Increased oil production in North Dakota has led to a recent rise in shipments of crude oil by rail. In 2010, 29,605 tank cars of crude oil originated in the U.S., according to the American Association of Railroads, a trade organization. That number climbed to an estimated 400,000 tank cars in 2013.
During that time there have been a number of accidents. A runaway train transporting crude oil crashed and exploded in the small Quebec town of Lac Megantic last July, killing 47 people and, according to Transport Canada, causing $200 million of property damage. On Dec. 30, 2013, a BNSF train carrying petroleum crude near Casselton, N.D. derailed and caught fire, with some of the tank cars exploding.
Based on studies conducted earlier this year, the Pipeline and Hazardous Materials Safety Administration, which is part of the federal Department of Transportation, has concluded that oil from the Bakken fields may be more volatile than traditional heavy crude oil.
On Wednesday, DOT released a set of draft rules for the transport of crude oil and other flammable materials by rail. The proposed rules include new tank car standards, speed restrictions and route analysis requirements.
Between eight and 13 BNSF-operated trains carrying petroleum crude oil pass through King County each week, according to information the railroad released in June to the Washington Military Department.
The Seattle City Council sent a letter earlier this week to the U.S. Department of Transportation asking for a ban on shipments of highly flammable oil in older DOT-111 tank cars.
In March, the council passed a resolution requesting that the fire department and the office of emergency management review response plans to ensure that they were well suited for a rail accident involving crude oil.
The city is continuing to revise those plans Graff said, partly because of shifting rules and regulations at the federal level.
Councilmember Mike O'Brien, who has been vocal about the need for tighter restrictions on rail shipments of crude oil passing through the city, visited the derailment site on Thursday morning. "It just struck me how exposed we are to a potential tragedy," he said.

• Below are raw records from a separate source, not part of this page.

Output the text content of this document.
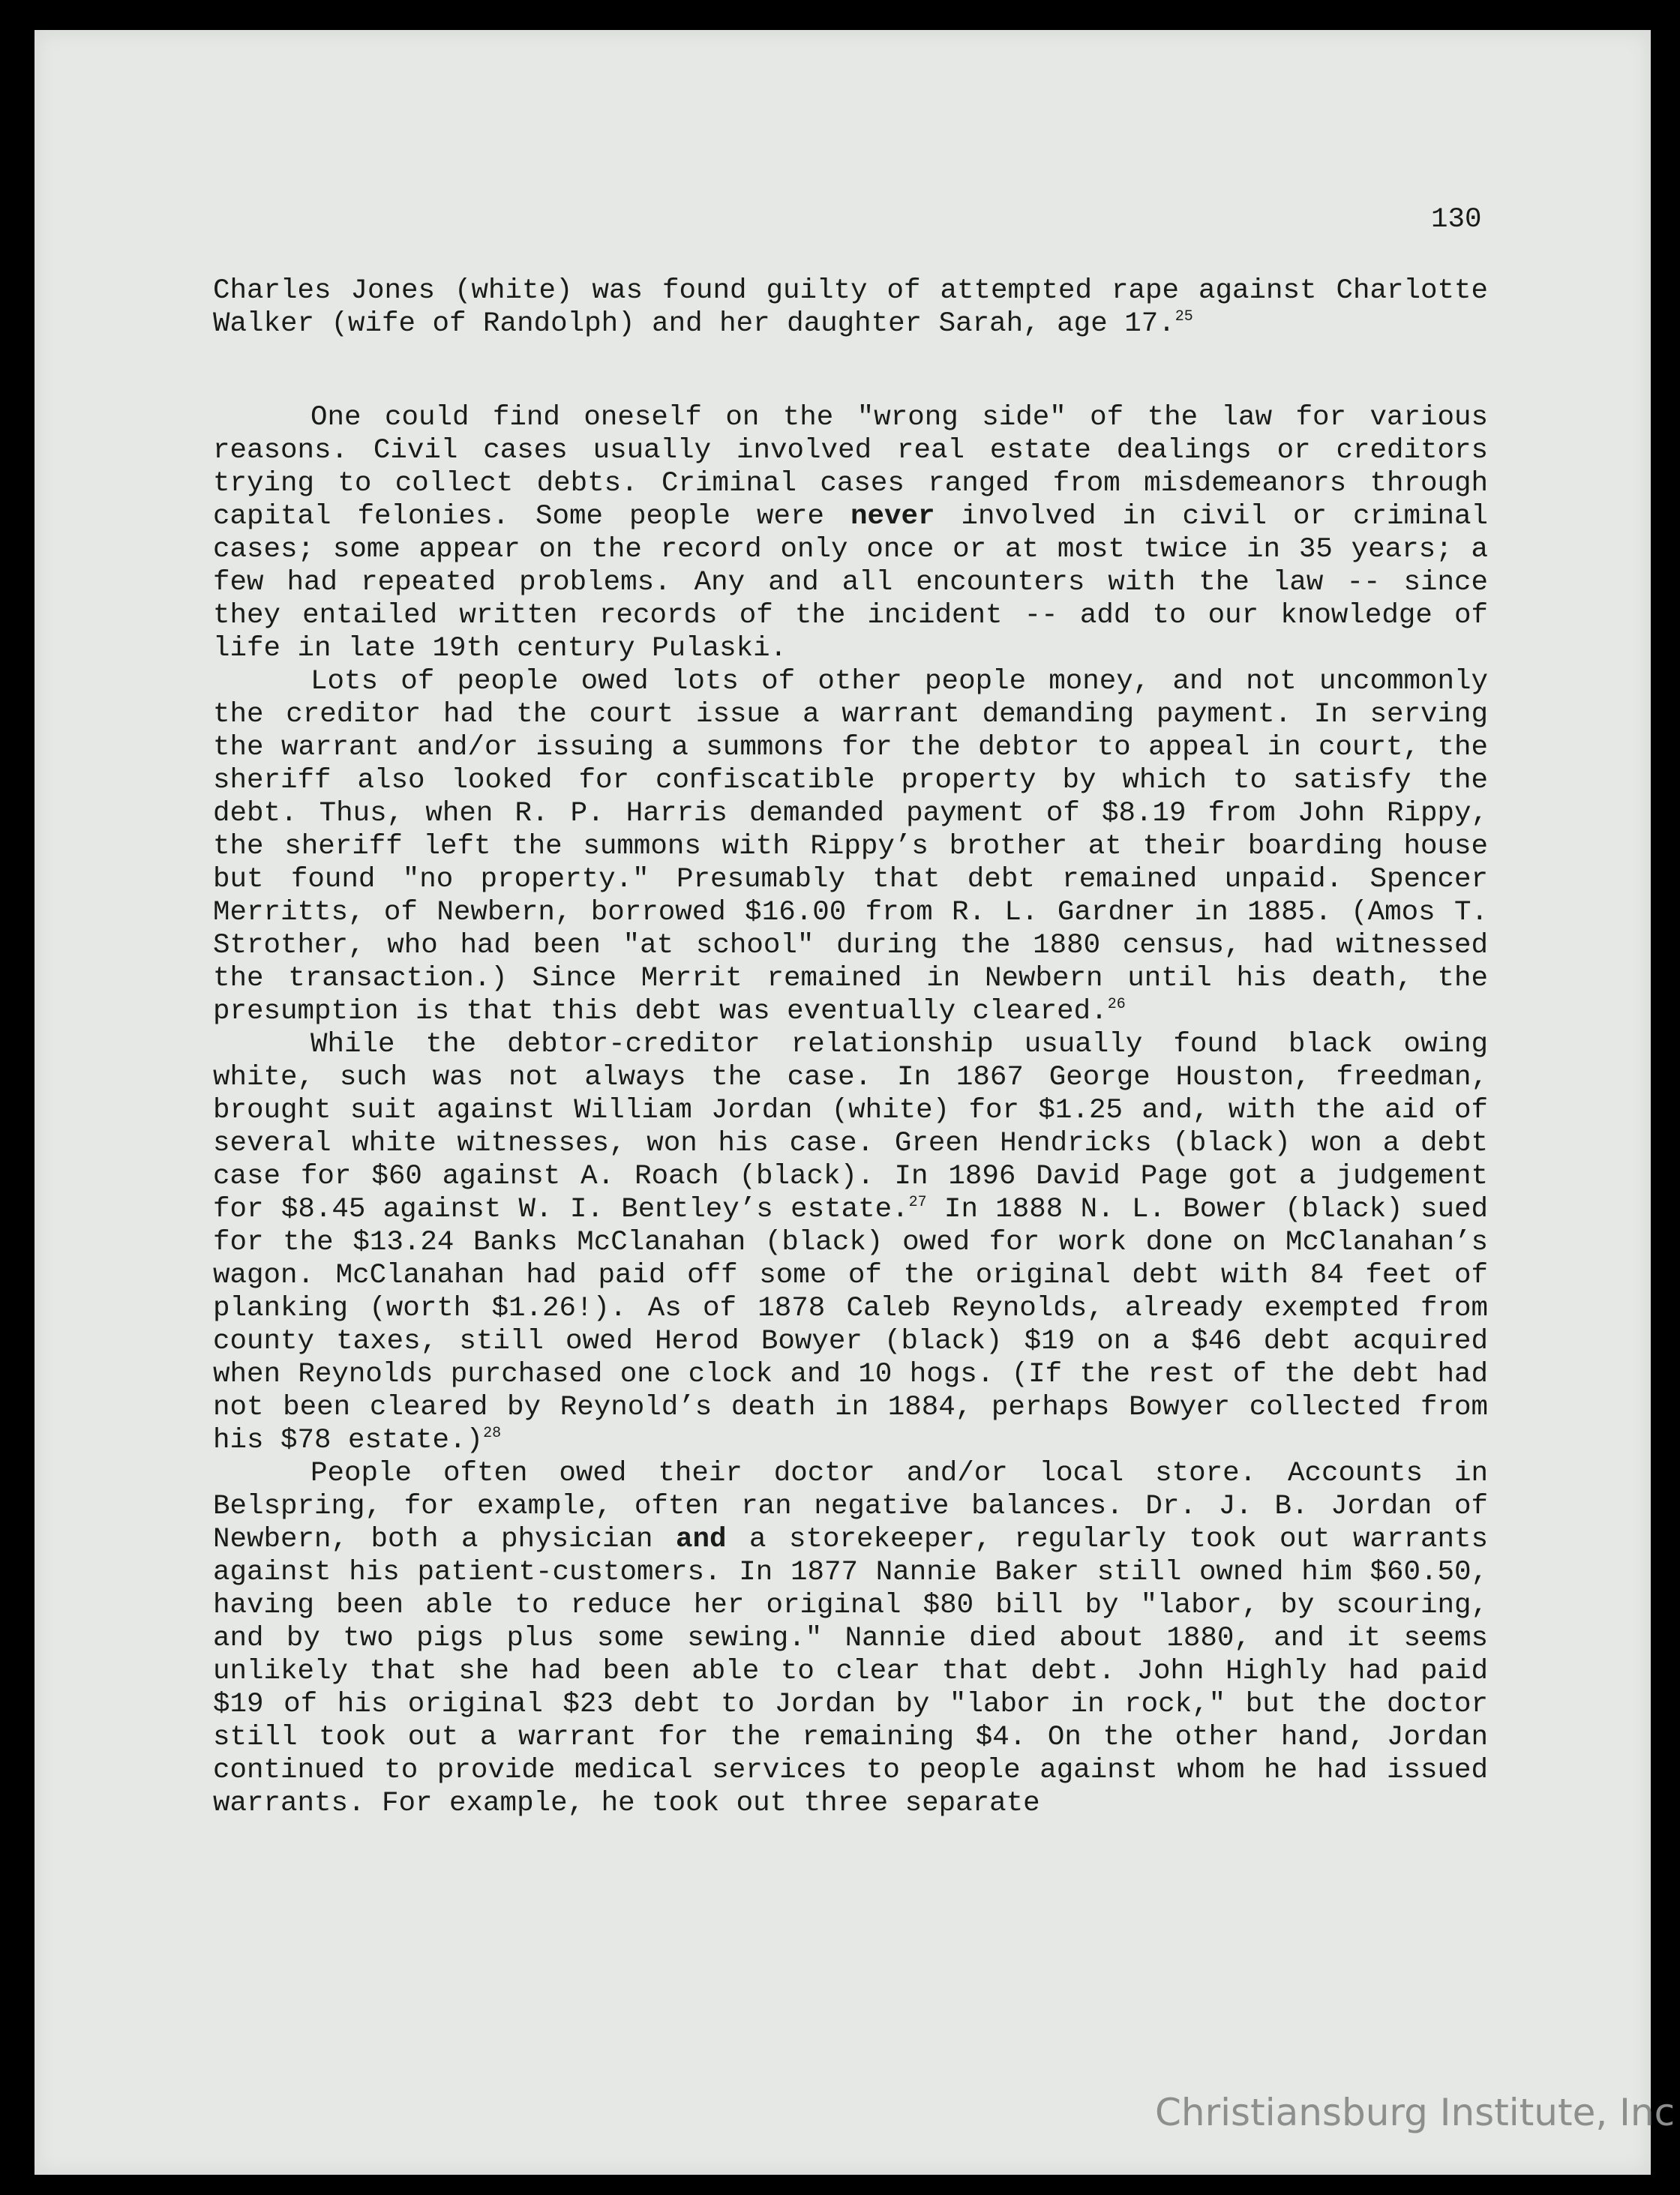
130

Charles Jones (white) was found guilty of attempted rape against Charlotte Walker (wife of Randolph) and her daughter Sarah, age 17.25

One could find oneself on the "wrong side" of the law for various reasons. Civil cases usually involved real estate dealings or creditors trying to collect debts. Criminal cases ranged from misdemeanors through capital felonies. Some people were never involved in civil or criminal cases; some appear on the record only once or at most twice in 35 years; a few had repeated problems. Any and all encounters with the law -- since they entailed written records of the incident -- add to our knowledge of life in late 19th century Pulaski.

Lots of people owed lots of other people money, and not uncommonly the creditor had the court issue a warrant demanding payment. In serving the warrant and/or issuing a summons for the debtor to appeal in court, the sheriff also looked for confiscatible property by which to satisfy the debt. Thus, when R. P. Harris demanded payment of $8.19 from John Rippy, the sheriff left the summons with Rippy’s brother at their boarding house but found "no property." Presumably that debt remained unpaid. Spencer Merritts, of Newbern, borrowed $16.00 from R. L. Gardner in 1885. (Amos T. Strother, who had been "at school" during the 1880 census, had witnessed the transaction.) Since Merrit remained in Newbern until his death, the presumption is that this debt was eventually cleared.$^{26}$

While the debtor-creditor relationship usually found black owing white, such was not always the case. In 1867 George Houston, freedman, brought suit against William Jordan (white) for $1.25 and, with the aid of several white witnesses, won his case. Green Hendricks (black) won a debt case for $60 against A. Roach (black). In 1896 David Page got a judgement for $8.45 against W. I. Bentley’s estate.$^{27}$ In 1888 N. L. Bower (black) sued for the $13.24 Banks McClanahan (black) owed for work done on McClanahan’s wagon. McClanahan had paid off some of the original debt with 84 feet of planking (worth $1.26!). As of 1878 Caleb Reynolds, already exempted from county taxes, still owed Herod Bowyer (black) $19 on a $46 debt acquired when Reynolds purchased one clock and 10 hogs. (If the rest of the debt had not been cleared by Reynold’s death in 1884, perhaps Bowyer collected from his $78 estate.)$^{28}$

People often owed their doctor and/or local store. Accounts in Belspring, for example, often ran negative balances. Dr. J. B. Jordan of Newbern, both a physician and a storekeeper, regularly took out warrants against his patient-customers. In 1877 Nannie Baker still owned him $60.50, having been able to reduce her original $80 bill by "labor, by scouring, and by two pigs plus some sewing." Nannie died about 1880, and it seems unlikely that she had been able to clear that debt. John Highly had paid $19 of his original $23 debt to Jordan by "labor in rock," but the doctor still took out a warrant for the remaining $4. On the other hand, Jordan continued to provide medical services to people against whom he had issued warrants. For example, he took out three separate

Christiansburg Institute, Inc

O'Brien said he has been working with the fire department and the office of emergency management to figure out what types of manpower, training and equipment the city would need in the event of an oil train spill or fire. Once those needs are identified, he wants to look at ways to pass along some of the associated costs to railroads. He would also like to see increased transparency from the rail industry.
"It shouldn't be up to the railroad to decide what risks are acceptable," he said. "It should be up to the city."